Find definitions and interpretation guidance for every data plot.

Boxplot

A boxplot provides a graphical summary of the distribution of each sample. The boxplot makes it easy to compare the shape, the central tendency, and the variability of the samples.

Interpretation

Use a boxplot to examine the spread of the data and to identify any potential outliers. Boxplots are best when the sample size is greater than 20.

Skewed data

Examine the spread of your data to determine whether your data appear to be skewed. When data are skewed, the majority of the data are located on the high or low side of the graph. Skewed data indicates that the data might not be normally distributed. Often, skewness is easiest to detect with an individual value plot, a histogram, or a boxplot.

Right-skewed
Left-skewed

The boxplot with right-skewed data shows average wait times. Most of the wait times are relatively short, and only a few of the wait times are longer. The boxplot with left-skewed data shows failure rate data. A few items fail immediately, and many more items fail later.

Data that are severely skewed can affect the validity of the p-value if your sample is small (< 20 values). If your data are severely skewed and you have a small sample, consider increasing your sample size.

Outliers

Outliers, which are data values that are far away from other data values, can strongly affect your results. Often, outliers are easiest to identify on a boxplot.

On a boxplot, asterisks (*) denote outliers.

Try to identify the cause of any outliers. Correct any data-entry errors or measurement errors. Consider removing data values for abnormal, one-time events (special causes). Then, repeat the analysis.

Individual value plot

An individual value plot displays the individual values in each sample. The individual value plot makes it easy to compare the samples. Each circle represents one observation. An individual value plot is especially useful when your sample size is small.

Interpretation

Use an individual value plot to examine the spread of the data and to identify any potential outliers. Individual value plots are best when the sample size is less than 50.

Skewed data

Examine the spread of your data to determine whether your data appear to be skewed. When data are skewed, the majority of the data are located on the high or low side of the graph. Skewed data indicate that the data might not be normally distributed. Often, skewness is easiest to detect with an individual value plot, a histogram, or a boxplot.

Right-skewed
Left-skewed

The individual value plot with right-skewed data shows wait times. Most of the wait times are relatively short, and only a few wait times are longer. The individual value plot with left-skewed data shows failure time data. A few items fail immediately, and many more items fail later.

Outliers

Outliers, which are data values that are far away from other data values, can strongly affect your results. Often, outliers are easy to identify on an individual value plot.

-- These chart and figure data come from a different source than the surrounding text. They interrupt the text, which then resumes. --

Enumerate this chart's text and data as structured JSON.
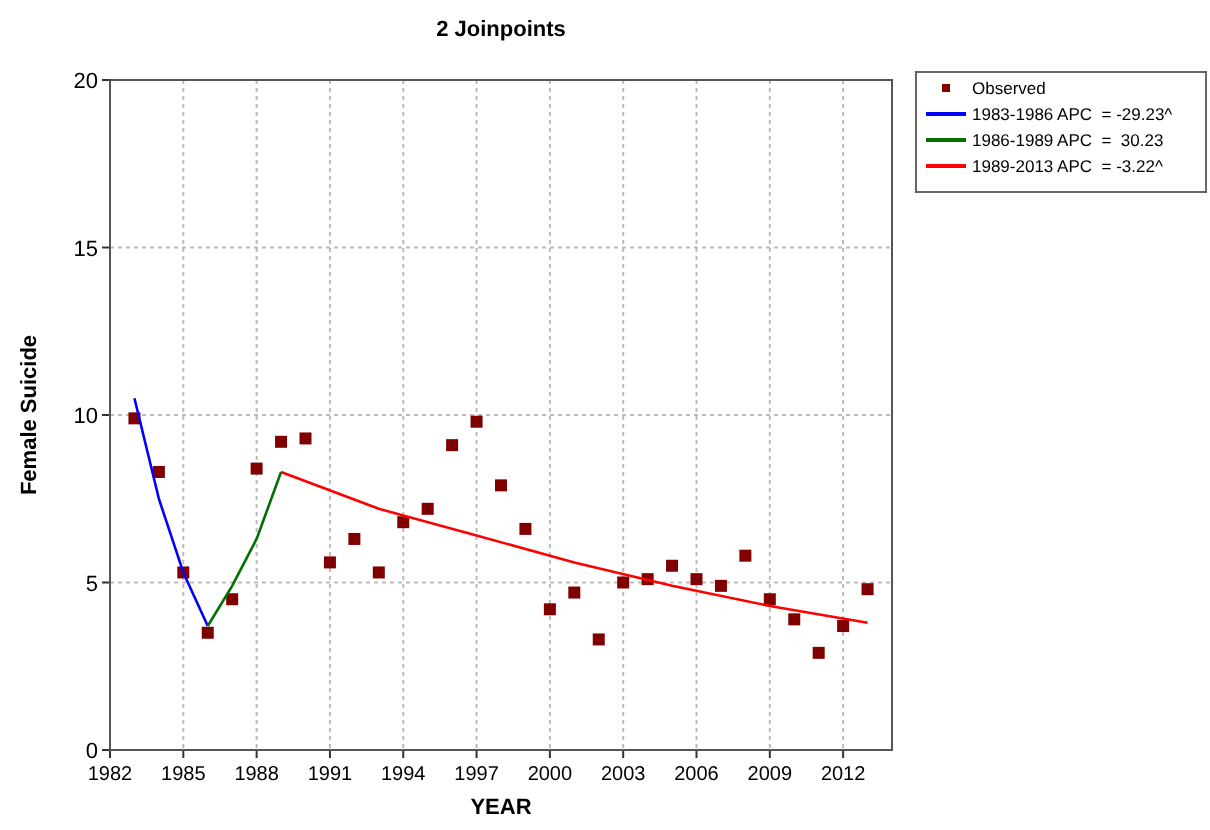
{
  "chart_data": {
    "type": "scatter",
    "title": "2 Joinpoints",
    "xlabel": "YEAR",
    "ylabel": "Female Suicide",
    "xlim": [
      1982,
      2014
    ],
    "xticks": [
      1982,
      1985,
      1988,
      1991,
      1994,
      1997,
      2000,
      2003,
      2006,
      2009,
      2012
    ],
    "ylim": [
      0,
      20
    ],
    "yticks": [
      0,
      5,
      10,
      15,
      20
    ],
    "grid": true,
    "legend": "top right",
    "series": [
      {
        "name": "Observed",
        "marker": "square",
        "color": "#800000",
        "x": [
          1983,
          1984,
          1985,
          1986,
          1987,
          1988,
          1989,
          1990,
          1991,
          1992,
          1993,
          1994,
          1995,
          1996,
          1997,
          1998,
          1999,
          2000,
          2001,
          2002,
          2003,
          2004,
          2005,
          2006,
          2007,
          2008,
          2009,
          2010,
          2011,
          2012,
          2013
        ],
        "values": [
          9.9,
          8.3,
          5.3,
          3.5,
          4.5,
          8.4,
          9.2,
          9.3,
          5.6,
          6.3,
          5.3,
          6.8,
          7.2,
          9.1,
          9.8,
          7.9,
          6.6,
          4.2,
          4.7,
          3.3,
          5.0,
          5.1,
          5.5,
          5.1,
          4.9,
          5.8,
          4.5,
          3.9,
          2.9,
          3.7,
          4.8
        ]
      },
      {
        "name": "1983-1986 APC  = -29.23^",
        "type": "line",
        "marker": "none",
        "color": "#0000ff",
        "x": [
          1983,
          1984,
          1985,
          1986
        ],
        "values": [
          10.5,
          7.5,
          5.3,
          3.7
        ]
      },
      {
        "name": "1986-1989 APC  =  30.23",
        "type": "line",
        "marker": "none",
        "color": "#007000",
        "x": [
          1986,
          1987,
          1988,
          1989
        ],
        "values": [
          3.7,
          4.9,
          6.3,
          8.3
        ]
      },
      {
        "name": "1989-2013 APC  = -3.22^",
        "type": "line",
        "marker": "none",
        "color": "#ff0000",
        "x": [
          1989,
          1993,
          1997,
          2001,
          2005,
          2009,
          2013
        ],
        "values": [
          8.3,
          7.2,
          6.4,
          5.6,
          4.9,
          4.3,
          3.8
        ]
      }
    ]
  }
}
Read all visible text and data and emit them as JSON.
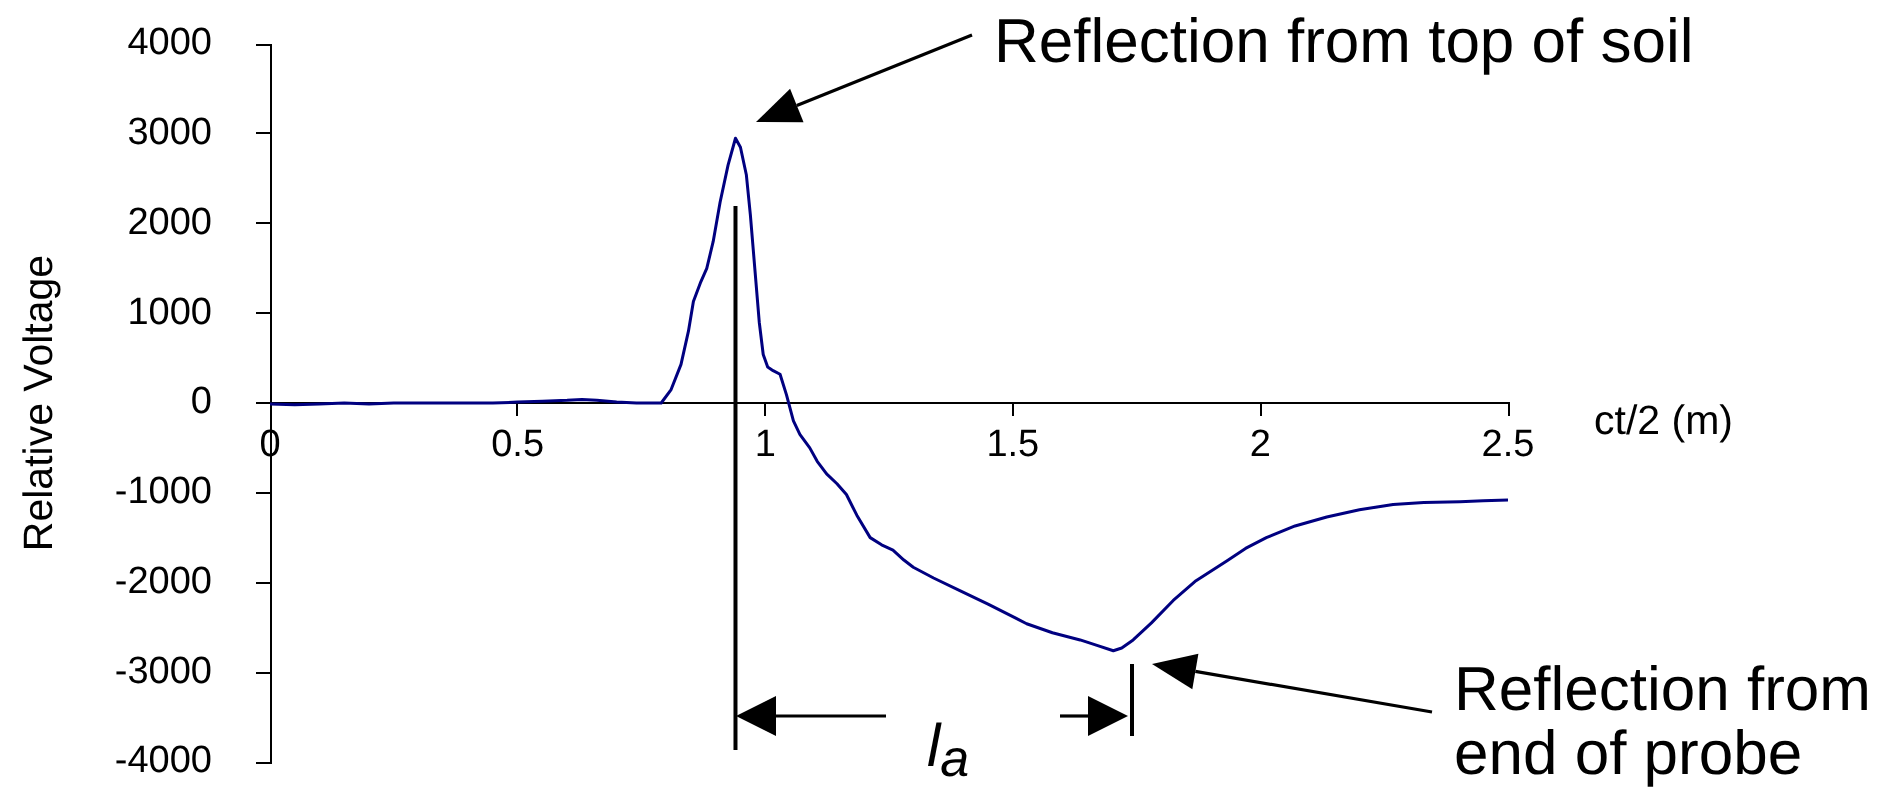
{
  "chart_data": {
    "type": "line",
    "xlabel": "ct/2 (m)",
    "ylabel": "Relative Voltage",
    "x": [
      0,
      0.05,
      0.1,
      0.15,
      0.2,
      0.25,
      0.3,
      0.35,
      0.4,
      0.45,
      0.5,
      0.55,
      0.6,
      0.63,
      0.66,
      0.7,
      0.74,
      0.79,
      0.81,
      0.83,
      0.845,
      0.855,
      0.87,
      0.882,
      0.895,
      0.909,
      0.925,
      0.94,
      0.95,
      0.962,
      0.97,
      0.979,
      0.988,
      0.996,
      1.005,
      1.016,
      1.03,
      1.043,
      1.057,
      1.07,
      1.09,
      1.105,
      1.124,
      1.145,
      1.164,
      1.185,
      1.212,
      1.235,
      1.258,
      1.28,
      1.299,
      1.34,
      1.393,
      1.45,
      1.5,
      1.528,
      1.58,
      1.636,
      1.67,
      1.703,
      1.72,
      1.743,
      1.78,
      1.824,
      1.87,
      1.932,
      1.97,
      2.012,
      2.07,
      2.134,
      2.2,
      2.268,
      2.33,
      2.403,
      2.45,
      2.5
    ],
    "series": [
      {
        "color": "#000080",
        "values": [
          -10,
          -20,
          -10,
          0,
          -10,
          0,
          0,
          0,
          0,
          0,
          10,
          20,
          30,
          40,
          30,
          10,
          0,
          0,
          150,
          430,
          800,
          1130,
          1350,
          1500,
          1800,
          2240,
          2650,
          2950,
          2850,
          2540,
          2100,
          1500,
          900,
          540,
          400,
          360,
          320,
          90,
          -200,
          -350,
          -500,
          -650,
          -790,
          -900,
          -1020,
          -1250,
          -1500,
          -1580,
          -1640,
          -1750,
          -1830,
          -1950,
          -2090,
          -2240,
          -2380,
          -2460,
          -2560,
          -2640,
          -2700,
          -2760,
          -2730,
          -2640,
          -2450,
          -2200,
          -1980,
          -1760,
          -1620,
          -1500,
          -1370,
          -1270,
          -1190,
          -1130,
          -1110,
          -1100,
          -1090,
          -1080
        ]
      }
    ],
    "xlim": [
      0,
      2.5
    ],
    "xticks": [
      0,
      0.5,
      1,
      1.5,
      2,
      2.5
    ],
    "ylim": [
      -4000,
      4000
    ],
    "yticks": [
      -4000,
      -3000,
      -2000,
      -1000,
      0,
      1000,
      2000,
      3000,
      4000
    ],
    "ref_lines": [
      {
        "axis": "x",
        "value": 0.94,
        "color": "#000000"
      }
    ],
    "annotations": [
      "Reflection from top of soil",
      "Reflection from end of probe",
      "l$_{a}$"
    ]
  }
}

On an individual value plot, unusually low or high data values indicate potential outliers.

Try to identify the cause of any outliers. Correct any data-entry errors or measurement errors. Consider removing data values for abnormal, one-time events (special causes). Then, repeat the analysis.

Interval plot

Use the interval plot to display the mean and confidence interval for each group.

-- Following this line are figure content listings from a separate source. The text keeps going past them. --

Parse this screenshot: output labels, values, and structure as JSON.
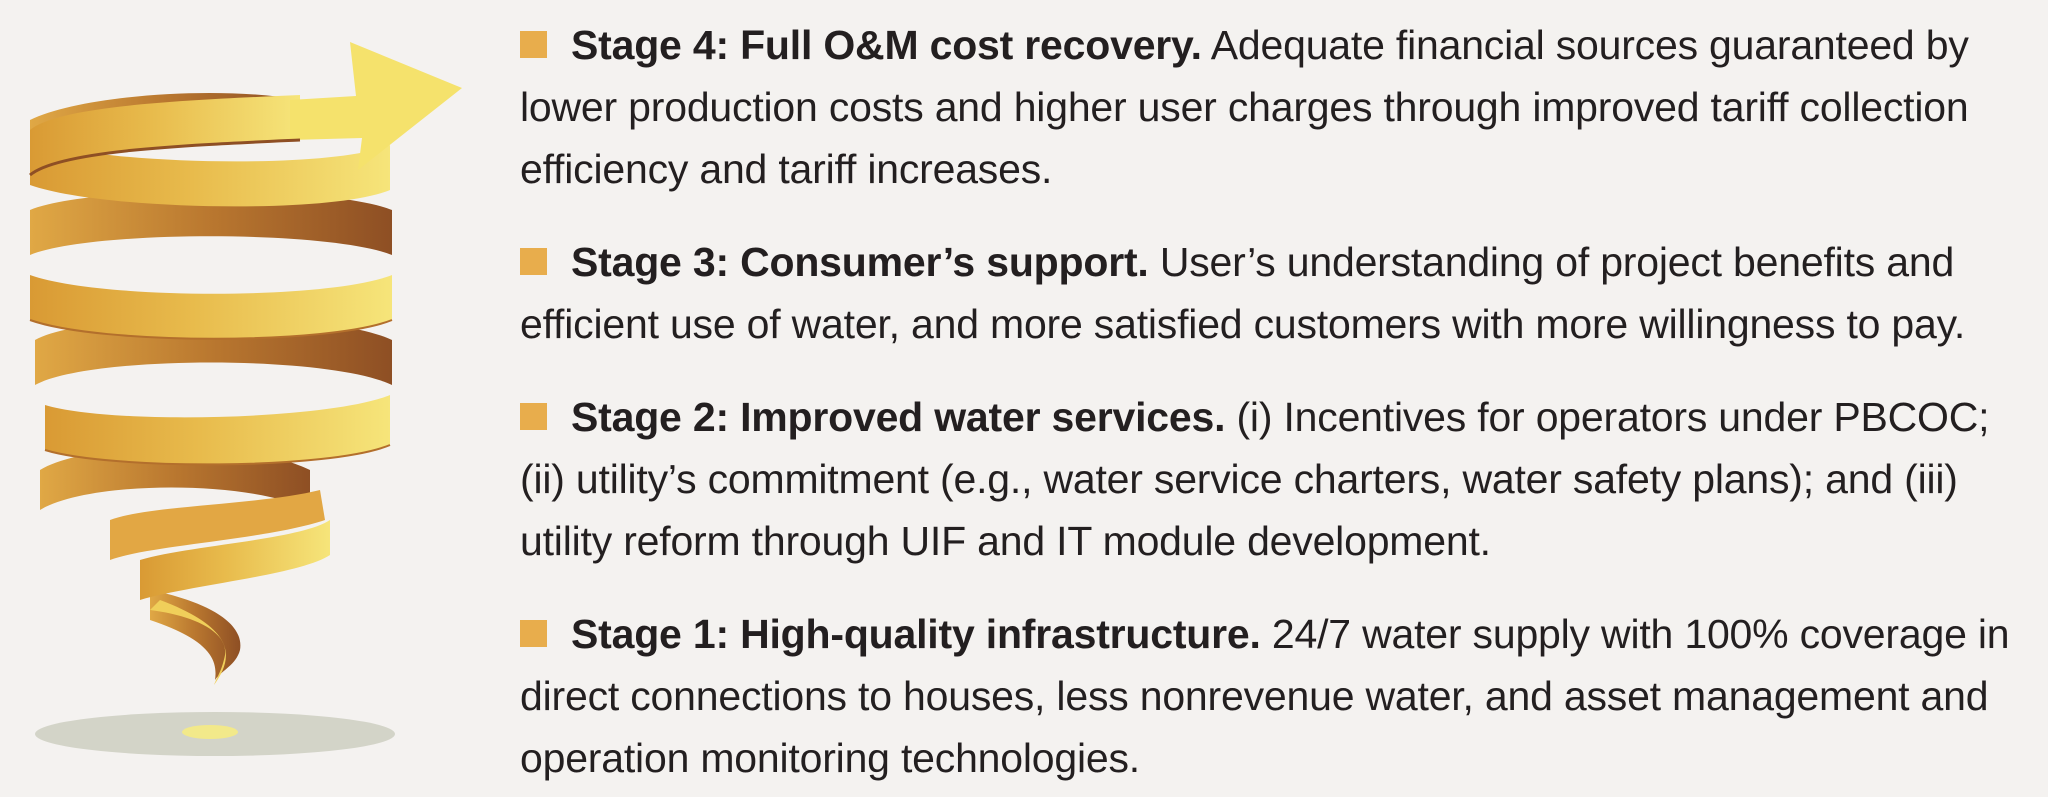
{
  "colors": {
    "background": "#f4f2f0",
    "bullet": "#e8ad4c",
    "text": "#231f20",
    "spiral_light": "#f4de6a",
    "spiral_mid": "#e3b447",
    "spiral_dark": "#9a5a2c",
    "shadow": "#d3d4c8"
  },
  "illustration": {
    "icon": "spiral-arrow-icon"
  },
  "stages": [
    {
      "title": "Stage 4: Full O&M cost recovery.",
      "text": "Adequate financial sources guaranteed by lower production costs and higher user charges through improved tariff collection efficiency and tariff increases."
    },
    {
      "title": "Stage 3: Consumer’s support.",
      "text": "User’s understanding of project benefits and efficient use of water, and more satisfied customers with more willingness to pay."
    },
    {
      "title": "Stage 2: Improved water services.",
      "text": "(i) Incentives for operators under PBCOC; (ii) utility’s commitment (e.g., water service charters, water safety plans); and (iii) utility reform through UIF and IT module development."
    },
    {
      "title": "Stage 1: High-quality infrastructure.",
      "text": "24/7 water supply with 100% coverage in direct connections to houses, less nonrevenue water, and asset management and operation monitoring technologies."
    }
  ]
}
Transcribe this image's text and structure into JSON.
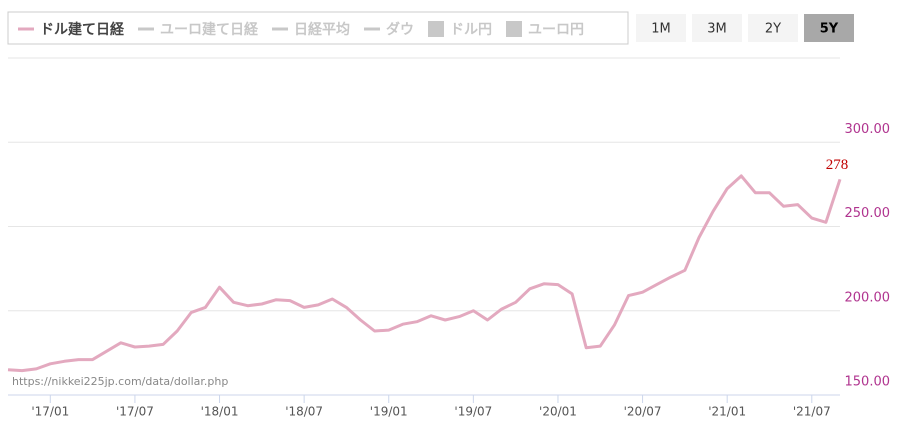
{
  "chart_data": {
    "type": "line",
    "categories": [
      null,
      null,
      null,
      "'17/01",
      null,
      null,
      null,
      null,
      null,
      "'17/07",
      null,
      null,
      null,
      null,
      null,
      "'18/01",
      null,
      null,
      null,
      null,
      null,
      "'18/07",
      null,
      null,
      null,
      null,
      null,
      "'19/01",
      null,
      null,
      null,
      null,
      null,
      "'19/07",
      null,
      null,
      null,
      null,
      null,
      "'20/01",
      null,
      null,
      null,
      null,
      null,
      "'20/07",
      null,
      null,
      null,
      null,
      null,
      "'21/01",
      null,
      null,
      null,
      null,
      null,
      "'21/07",
      null,
      null
    ],
    "series": [
      {
        "name": "ドル建て日経",
        "color": "#e3a9bf",
        "symbol": "line",
        "visible": true,
        "values": [
          165,
          164.5,
          165.5,
          168.5,
          170,
          171,
          171,
          176,
          181,
          178.5,
          179,
          180,
          188,
          199,
          202,
          214,
          205,
          203,
          204,
          206.5,
          206,
          202,
          203.5,
          207,
          202,
          194.5,
          188,
          188.5,
          192,
          193.5,
          197,
          194.5,
          196.5,
          200,
          194.5,
          201,
          205,
          213,
          216,
          215.5,
          210,
          178,
          179,
          191.5,
          209,
          211,
          215.5,
          220,
          224,
          243.5,
          259,
          272.5,
          280,
          270,
          270,
          262,
          263,
          255,
          252.5,
          278
        ]
      },
      {
        "name": "ユーロ建て日経",
        "color": "#c8c8c8",
        "symbol": "line",
        "visible": false
      },
      {
        "name": "日経平均",
        "color": "#c8c8c8",
        "symbol": "line",
        "visible": false
      },
      {
        "name": "ダウ",
        "color": "#c8c8c8",
        "symbol": "line",
        "visible": false
      },
      {
        "name": "ドル円",
        "color": "#c8c8c8",
        "symbol": "square",
        "visible": false
      },
      {
        "name": "ユーロ円",
        "color": "#c8c8c8",
        "symbol": "square",
        "visible": false
      }
    ],
    "ylim": [
      150,
      350
    ],
    "yticks": [
      {
        "value": 150,
        "label": "150.00"
      },
      {
        "value": 200,
        "label": "200.00"
      },
      {
        "value": 250,
        "label": "250.00"
      },
      {
        "value": 300,
        "label": "300.00"
      }
    ],
    "grid": true,
    "range_buttons": [
      "1M",
      "3M",
      "2Y",
      "5Y"
    ],
    "active_range": "5Y",
    "source": "https://nikkei225jp.com/data/dollar.php"
  }
}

The interval plots show the following:
  • Each dot represents a sample mean.
  • Each interval is a 95% individual confidence interval for the mean of a group. You can be 95% confident that the group mean is within the group's confidence interval.
Important

Interpret these intervals carefully because your rate of type I error increases when you make multiple comparisons. That is, the more comparisons you make, the higher the probability that at least one comparison will incorrectly conclude that one of the observed differences is significantly different.

Interpretation

In these results, Blend 2 has the lowest mean and Blend 4 has the highest. You cannot determine from this graph whether any differences are statistically significant. To determine statistical significance, assess the confidence intervals for the differences of means.